Unglücklicherweise wird auch das deutsche Kabinett von 100% Christen gebildet, obwohl wir 1998 und 2002 schon ganz andere Zeiten erreicht zu haben schienen.
Unglücklicherweise sind seit dem auch in der SPD die Religioten – und als solche muß man neben den Parade-Papsttreuen Nahles und Thierse auch den Fraktionschef Oppermann und den Parteichef Gabriel bezeichnen – auf dem Vormarsch.

[….] SPD-Politiker Oppermann: Kirche soll sich einmischen [….]
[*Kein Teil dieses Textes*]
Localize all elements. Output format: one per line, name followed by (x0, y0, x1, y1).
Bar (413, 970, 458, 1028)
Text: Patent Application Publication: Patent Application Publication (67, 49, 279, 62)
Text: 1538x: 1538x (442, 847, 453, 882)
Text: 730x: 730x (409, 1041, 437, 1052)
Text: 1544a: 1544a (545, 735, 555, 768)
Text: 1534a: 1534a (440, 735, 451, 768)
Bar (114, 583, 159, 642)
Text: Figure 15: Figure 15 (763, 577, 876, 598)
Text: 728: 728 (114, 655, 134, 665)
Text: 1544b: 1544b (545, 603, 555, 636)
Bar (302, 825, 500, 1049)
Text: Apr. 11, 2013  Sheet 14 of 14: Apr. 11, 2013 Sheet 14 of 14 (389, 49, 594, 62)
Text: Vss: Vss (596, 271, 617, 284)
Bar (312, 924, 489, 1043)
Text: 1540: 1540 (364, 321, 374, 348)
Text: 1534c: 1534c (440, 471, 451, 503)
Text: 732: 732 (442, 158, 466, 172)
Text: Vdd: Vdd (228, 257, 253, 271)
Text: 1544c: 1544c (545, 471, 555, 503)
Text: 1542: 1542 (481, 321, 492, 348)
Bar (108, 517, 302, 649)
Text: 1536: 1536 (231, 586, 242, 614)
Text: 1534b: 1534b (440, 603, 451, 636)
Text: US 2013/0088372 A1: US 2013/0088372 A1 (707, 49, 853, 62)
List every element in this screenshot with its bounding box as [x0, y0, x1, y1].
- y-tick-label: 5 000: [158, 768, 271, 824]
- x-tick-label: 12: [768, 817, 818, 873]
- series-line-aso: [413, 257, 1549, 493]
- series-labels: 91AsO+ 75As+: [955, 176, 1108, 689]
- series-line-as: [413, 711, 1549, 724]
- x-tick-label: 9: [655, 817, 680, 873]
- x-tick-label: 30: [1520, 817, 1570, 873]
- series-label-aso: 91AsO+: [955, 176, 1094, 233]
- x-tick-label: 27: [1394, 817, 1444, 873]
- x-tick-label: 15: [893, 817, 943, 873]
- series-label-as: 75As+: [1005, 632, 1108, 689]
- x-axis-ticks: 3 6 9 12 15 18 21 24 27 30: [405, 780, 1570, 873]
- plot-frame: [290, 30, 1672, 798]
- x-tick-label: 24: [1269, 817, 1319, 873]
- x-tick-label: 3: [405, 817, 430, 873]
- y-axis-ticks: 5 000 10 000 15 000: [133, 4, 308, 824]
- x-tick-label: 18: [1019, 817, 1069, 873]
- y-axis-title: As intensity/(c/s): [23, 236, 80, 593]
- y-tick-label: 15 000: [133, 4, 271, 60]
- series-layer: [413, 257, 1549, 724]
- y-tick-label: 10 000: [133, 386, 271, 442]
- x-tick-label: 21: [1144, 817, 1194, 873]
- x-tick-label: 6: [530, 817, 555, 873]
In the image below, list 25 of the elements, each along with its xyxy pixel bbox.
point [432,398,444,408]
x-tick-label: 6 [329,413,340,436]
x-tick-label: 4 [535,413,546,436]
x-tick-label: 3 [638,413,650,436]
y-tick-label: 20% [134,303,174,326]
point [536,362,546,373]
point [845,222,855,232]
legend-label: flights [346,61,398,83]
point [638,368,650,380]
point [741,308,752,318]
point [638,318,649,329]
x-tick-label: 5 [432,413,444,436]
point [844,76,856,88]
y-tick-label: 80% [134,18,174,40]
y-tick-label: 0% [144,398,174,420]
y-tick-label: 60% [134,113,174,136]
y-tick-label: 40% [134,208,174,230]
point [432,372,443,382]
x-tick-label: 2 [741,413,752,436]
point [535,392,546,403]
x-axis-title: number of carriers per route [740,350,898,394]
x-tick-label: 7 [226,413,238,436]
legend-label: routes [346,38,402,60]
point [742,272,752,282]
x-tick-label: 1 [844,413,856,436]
Die Frage „Konsequente Trennung von Staat und Kirche – eine zeitgemäße Forderung?“ hat der Göttinger SPD-Bundestagsabgeordnete Thomas Oppermann am Donnerstag erörtert. Er sprach zum Abschluss der Vortragsreihe „Kirche – Staat – Politik: Perspektiven auf ein komplexes Verhältnis“ an der Universität Göttingen.
[….]  Er selbst halte es allerdings für falsch, Religion als reine Privatsache zu behandeln. Und dies auch als Mitglied der SPD und deren historisch bedingt lange Zeit schwierigen Verhältnisses zur Religion.
Der Politiker begründet dies auch rein praktisch: Eine religiöse Weltanschauung setze Ressourcen wie Nächstenliebe frei, die sonst in diesem Maße nicht vorhanden wären. Das könne man aktuell in der Flüchtlingskrise sehen. [….] „Die Kirche darf und soll sich einmischen“, sagte Oppermann. Dabei seien die Grenzen der Religionsfreiheit aber immer wieder neu auszuhandeln, was in Deutschland seiner Meinung nach auch geschehe. [….]

Thomas Oppermann schätzte ich einst als Fraktionsgeschäftsführer sehr.
Kaum zu glauben, daß er jetzt so einen fürchterlichen Unsinn von sich gibt.